The rescue inhaler for asthma is perhaps the most familiar form of aerosol therapy. When used properly, aerosol delivery of medication works more rapidly, produces fewer side effects, and is generally less expensive than systemic delivery by pills or injections. Respiratory therapists often get the job of training patients to use aerosol medications correctly.
The biggest challenge for the patient is to get the medication into the lungs without getting it stuck on the oral pharynx. The worst results have been observed in young children who cry when the medication is administered.
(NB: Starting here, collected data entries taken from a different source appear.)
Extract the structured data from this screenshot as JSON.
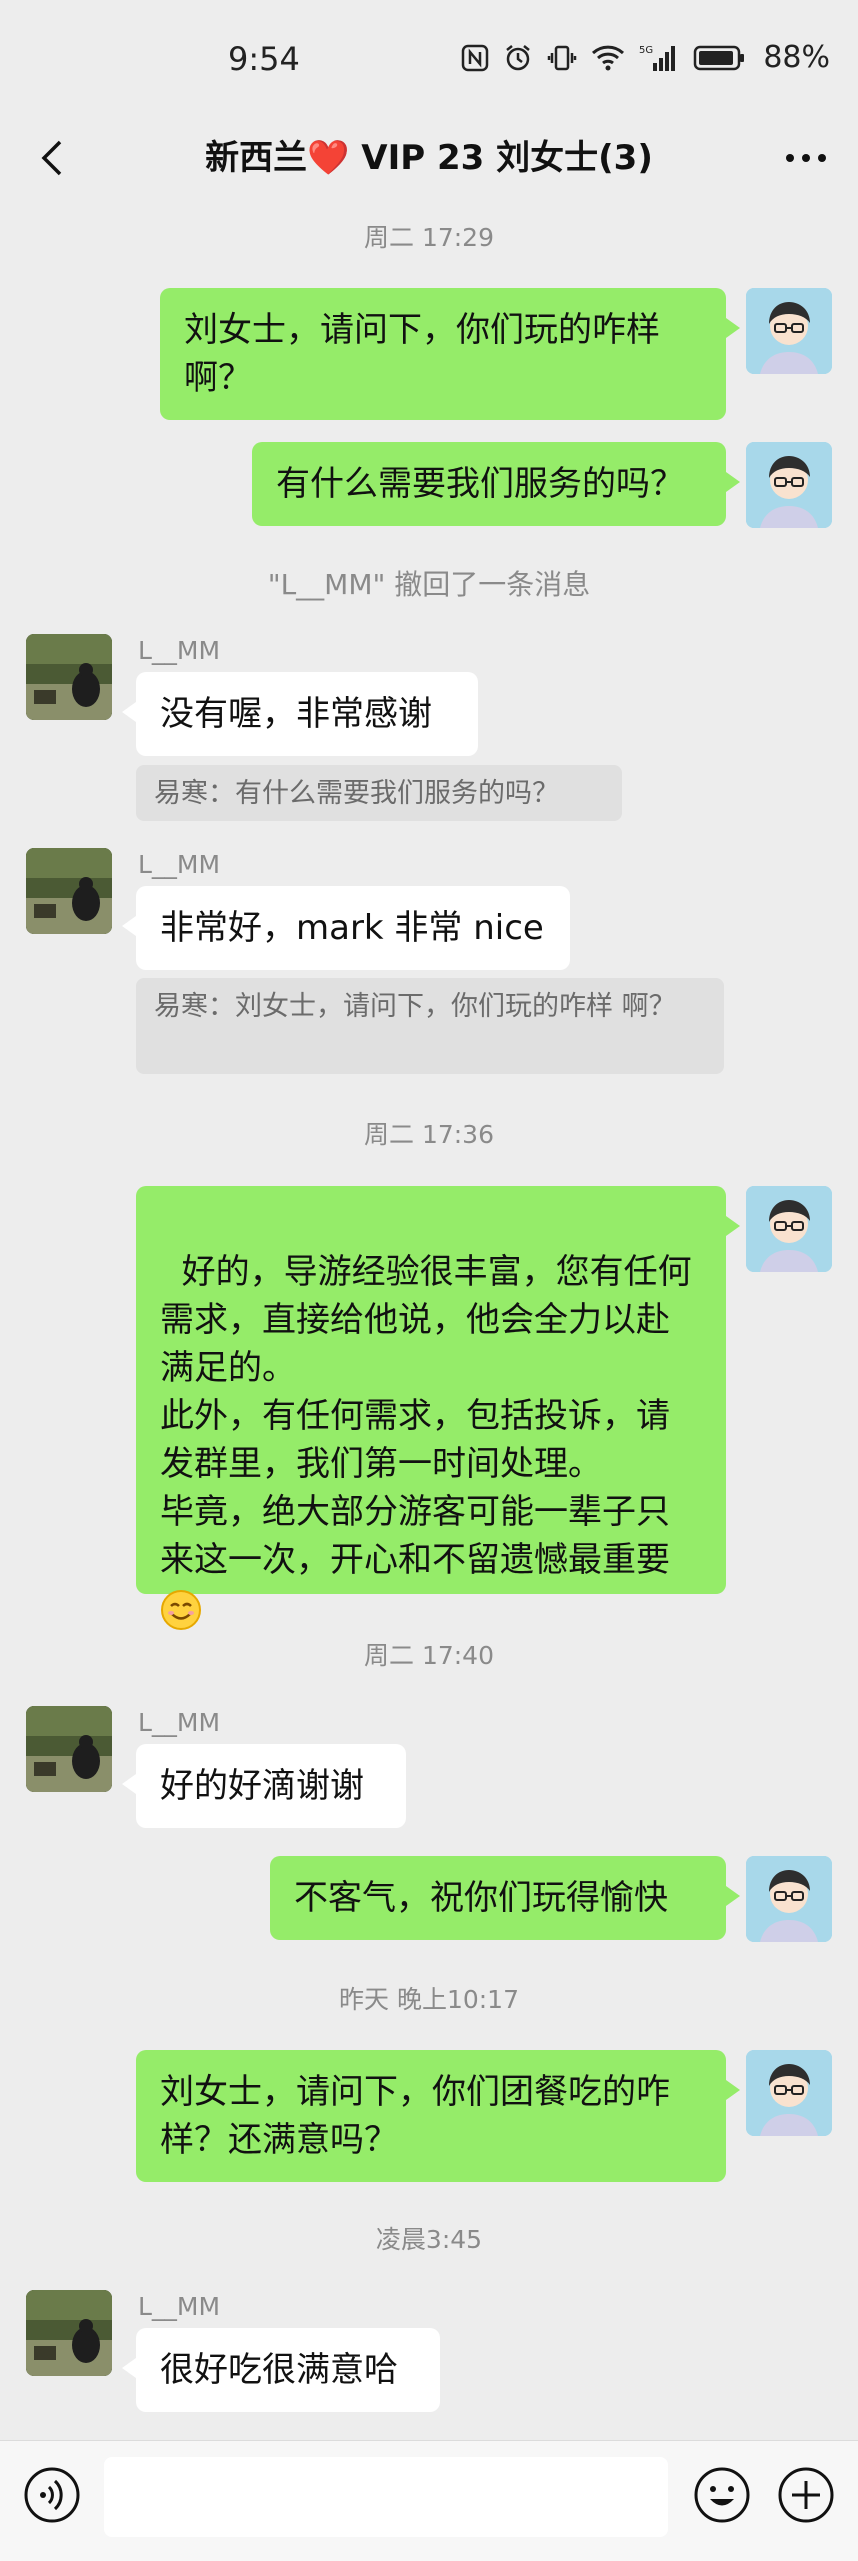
{
  "status_bar": {
    "time": "9:54",
    "network": "5G",
    "battery": "88%"
  },
  "header": {
    "title_prefix": "新西兰",
    "title_heart": "❤️",
    "title_suffix": " VIP 23  刘女士(3)",
    "back_icon": "chevron-left-icon",
    "more_icon": "more-dots-icon"
  },
  "chat": {
    "time_1": "周二 17:29",
    "msg_1": "刘女士，请问下，你们玩的咋样\n啊？",
    "msg_2": "有什么需要我们服务的吗？",
    "system_1": "\"L__MM\" 撤回了一条消息",
    "sender_1": "L__MM",
    "msg_3": "没有喔，非常感谢",
    "quote_1": "易寒：有什么需要我们服务的吗？",
    "sender_2": "L__MM",
    "msg_4": "非常好，mark 非常 nice",
    "quote_2": "易寒：刘女士，请问下，你们玩的咋样\n啊？",
    "time_2": "周二 17:36",
    "msg_5": "好的，导游经验很丰富，您有任何\n需求，直接给他说，他会全力以赴\n满足的。\n此外，有任何需求，包括投诉，请\n发群里，我们第一时间处理。\n毕竟，绝大部分游客可能一辈子只\n来这一次，开心和不留遗憾最重要",
    "time_3": "周二 17:40",
    "sender_3": "L__MM",
    "msg_6": "好的好滴谢谢",
    "msg_7": "不客气，祝你们玩得愉快",
    "time_4": "昨天 晚上10:17",
    "msg_8": "刘女士，请问下，你们团餐吃的咋\n样？还满意吗？",
    "time_5": "凌晨3:45",
    "sender_4": "L__MM",
    "msg_9": "很好吃很满意哈"
  },
  "bottom_bar": {
    "input_value": "",
    "voice_icon": "voice-icon",
    "emoji_icon": "emoji-icon",
    "plus_icon": "plus-icon"
  },
  "colors": {
    "my_bubble": "#95ec69",
    "their_bubble": "#ffffff",
    "background": "#ededed"
  }
}
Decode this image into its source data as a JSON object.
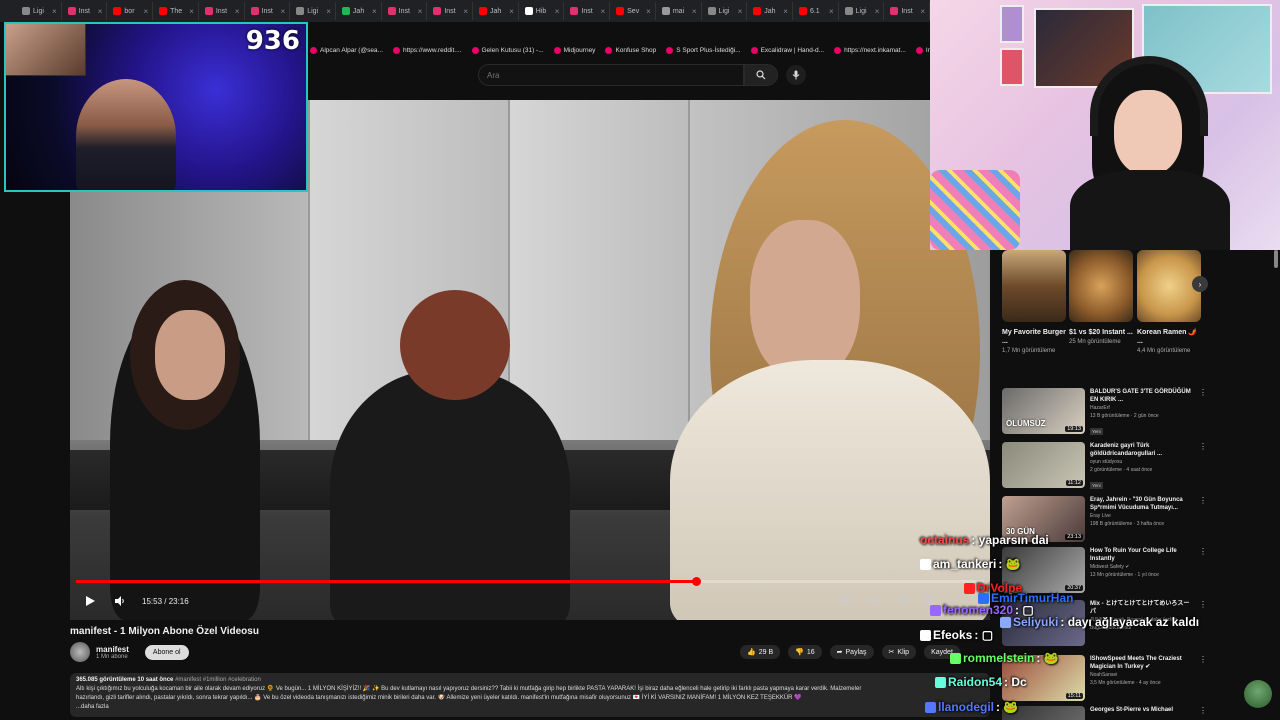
{
  "tabs": [
    {
      "label": "Ligi",
      "color": "#888888"
    },
    {
      "label": "Inst",
      "color": "#e1306c"
    },
    {
      "label": "bor",
      "color": "#ff0000"
    },
    {
      "label": "The",
      "color": "#ff0000"
    },
    {
      "label": "Inst",
      "color": "#e1306c"
    },
    {
      "label": "Inst",
      "color": "#e1306c"
    },
    {
      "label": "Ligi",
      "color": "#888888"
    },
    {
      "label": "Jah",
      "color": "#1db954"
    },
    {
      "label": "Inst",
      "color": "#e1306c"
    },
    {
      "label": "Inst",
      "color": "#e1306c"
    },
    {
      "label": "Jah",
      "color": "#ff0000"
    },
    {
      "label": "Hib",
      "color": "#ffffff"
    },
    {
      "label": "Inst",
      "color": "#e1306c"
    },
    {
      "label": "Sev",
      "color": "#ff0000"
    },
    {
      "label": "mai",
      "color": "#999999"
    },
    {
      "label": "Ligi",
      "color": "#888888"
    },
    {
      "label": "Jah",
      "color": "#ff0000"
    },
    {
      "label": "6.1",
      "color": "#ff0000"
    },
    {
      "label": "Ligi",
      "color": "#888888"
    },
    {
      "label": "Inst",
      "color": "#e1306c"
    }
  ],
  "bookmarks": [
    "Alpcan Alpar (@sea...",
    "https://www.reddit....",
    "Gelen Kutusu (31) -...",
    "Midjourney",
    "Konfuse Shop",
    "S Sport Plus-İstediği...",
    "Excalidraw | Hand-d...",
    "https://next.inkamat...",
    "Inbox - Zoho"
  ],
  "search": {
    "placeholder": "Ara"
  },
  "webcam_left": {
    "counter": "936"
  },
  "player": {
    "time": "15:53 / 23:16",
    "progress_fraction": 0.6826
  },
  "video": {
    "title": "manifest - 1 Milyon Abone Özel Videosu",
    "channel": "manifest",
    "subscribers": "1 Mn abone",
    "subscribe_label": "Abone ol",
    "likes": "29 B",
    "dislikes": "16",
    "share_label": "Paylaş",
    "clip_label": "Klip",
    "save_label": "Kaydet"
  },
  "description": {
    "meta": "365.085 görüntüleme  10 saat önce",
    "tags": "#manifest #1million #celebration",
    "line1": "Altı kişi çıktığımız bu yolculuğa kocaman bir aile olarak devam ediyoruz 🌻 Ve bugün... 1 MİLYON KİŞİYİZ!! 🎉 ✨ Bu dev kutlamayı nasıl yapıyoruz dersiniz?? Tabii ki mutfağa girip hep birlikte PASTA YAPARAK! İşi biraz daha eğlenceli hale getirip iki farklı pasta yapmaya karar verdik. Malzemeler",
    "line2": "hazırlandı, gizli tarifler alındı, pastalar yıkıldı, sonra tekrar yapıldı... 🎂 Ve bu özel videoda tanışmanızı istediğimiz minik birileri daha var. 🐶 Allemize yeni üyeler katıldı. manifest'in mutfağına misafir oluyorsunuz 💌 İYİ Kİ VARSINIZ MANİFAM! 1 MİLYON KEZ TEŞEKKÜR 💜",
    "more": "...daha fazla"
  },
  "shorts": [
    {
      "title": "My Favorite Burger ...",
      "views": "1,7 Mn görüntüleme"
    },
    {
      "title": "$1 vs $20 Instant ...",
      "views": "25 Mn görüntüleme"
    },
    {
      "title": "Korean Ramen 🌶️ ...",
      "views": "4,4 Mn görüntüleme"
    }
  ],
  "recommendations": [
    {
      "title": "BALDUR'S GATE 3'TE GÖRDÜĞÜM EN KIRIK ...",
      "channel": "HazarErf",
      "views": "13 B görüntüleme · 2 gün önce",
      "badge": "Yeni",
      "duration": "19:13",
      "thumb_text": "ÖLÜMSÜZ"
    },
    {
      "title": "Karadeniz gayri Türk göldüdricandaroguIlari ...",
      "channel": "oyun stüdyosu",
      "views": "2 görüntüleme · 4 saat önce",
      "badge": "Yeni",
      "duration": "11:12",
      "thumb_text": ""
    },
    {
      "title": "Eray, Jahrein - \"30 Gün Boyunca Sp*rmimi Vücuduma Tutmayı...",
      "channel": "Eray Live",
      "views": "198 B görüntüleme · 3 hafta önce",
      "badge": "",
      "duration": "23:13",
      "thumb_text": "30 GÜN"
    },
    {
      "title": "How To Ruin Your College Life Instantly",
      "channel": "Midwest Safety ✔",
      "views": "13 Mn görüntüleme · 1 yıl önce",
      "badge": "",
      "duration": "20:37",
      "thumb_text": ""
    },
    {
      "title": "Mix - とけてとけてとけてめいろスーパ",
      "channel": "JUNKIE, Kavaii, Baggaj ve daha fazlası",
      "views": "Bugün güncellendi",
      "badge": "",
      "duration": "",
      "thumb_text": ""
    },
    {
      "title": "IShowSpeed Meets The Craziest Magician In Turkey ✔",
      "channel": "NoahSansei",
      "views": "3,5 Mn görüntüleme · 4 ay önce",
      "badge": "",
      "duration": "15:11",
      "thumb_text": ""
    },
    {
      "title": "Georges St-Pierre vs Michael",
      "channel": "",
      "views": "",
      "badge": "",
      "duration": "",
      "thumb_text": ""
    }
  ],
  "chat": [
    {
      "user": "octainus",
      "text": ": yaparsın dai",
      "color": "#ff4444"
    },
    {
      "user": "am_tankeri",
      "text": ": 🐸",
      "color": "#ffffff"
    },
    {
      "user": "DrVolpe",
      "text": "",
      "color": "#ff2222"
    },
    {
      "user": "EmirTimurHan",
      "text": "",
      "color": "#2a6fff"
    },
    {
      "user": "fenomen320",
      "text": ": ▢",
      "color": "#9966ff"
    },
    {
      "user": "Seliyuki",
      "text": ": dayı ağlayacak az kaldı",
      "color": "#8aa8ff"
    },
    {
      "user": "Efeoks",
      "text": ": ▢",
      "color": "#ffffff"
    },
    {
      "user": "rommelstein",
      "text": ": 🐸",
      "color": "#66ff66"
    },
    {
      "user": "Raidon54",
      "text": ": Dc",
      "color": "#66ffdd"
    },
    {
      "user": "llanodegil",
      "text": ": 🐸",
      "color": "#5577ff"
    }
  ],
  "colors": {
    "accent": "#ff0000",
    "background": "#0f0f0f",
    "webcam_border": "#27c6c6"
  }
}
Imaging studies show that most of the aerosol ends up in the mouth, esophagus, and stomach when the child is crying. When the same child is breathing quietly, the same aerosol can be deposited in the lungs with high efficiency.
The most effective technique for aerosol use is a deep, slow inhalation followed by a breath hold to allow the medication to settle into the airway. Check with your doctor if you're not sure you have the technique optimized.
Reference 1 reports a misconception that medication can be delivered by “blow by”, where the aerosol is delivered to a cloud in front of the patient's face. This is thought to be less disturbing for children, but experiments on mannequins show that when an aerosol mask is held just 2 cm from the open mouth, the efficiency of medication delivery falls by 85 percent.
Common types of aerosol therapy are small-volume jet nebulizer, pressurized metered-dose inhaler, and dry powder inhaler. For all types, the particle size should be between 0.5 and 5 micrometers. Smaller particles are likely to be exhaled, while larger ones are likely to stick to the upper airway and get swallowed. Dry powder inhalers are sensitive to humidity, which can cause the particles to aggregate.
Reference 1 reports that some patients check the amount of medication left in their pressurized metered-dose inhaler by shaking it or floating it in water. These methods are not reliable and may clog the valve with water. A dose counter is recommended as the most accurate way to know when the canister is empty.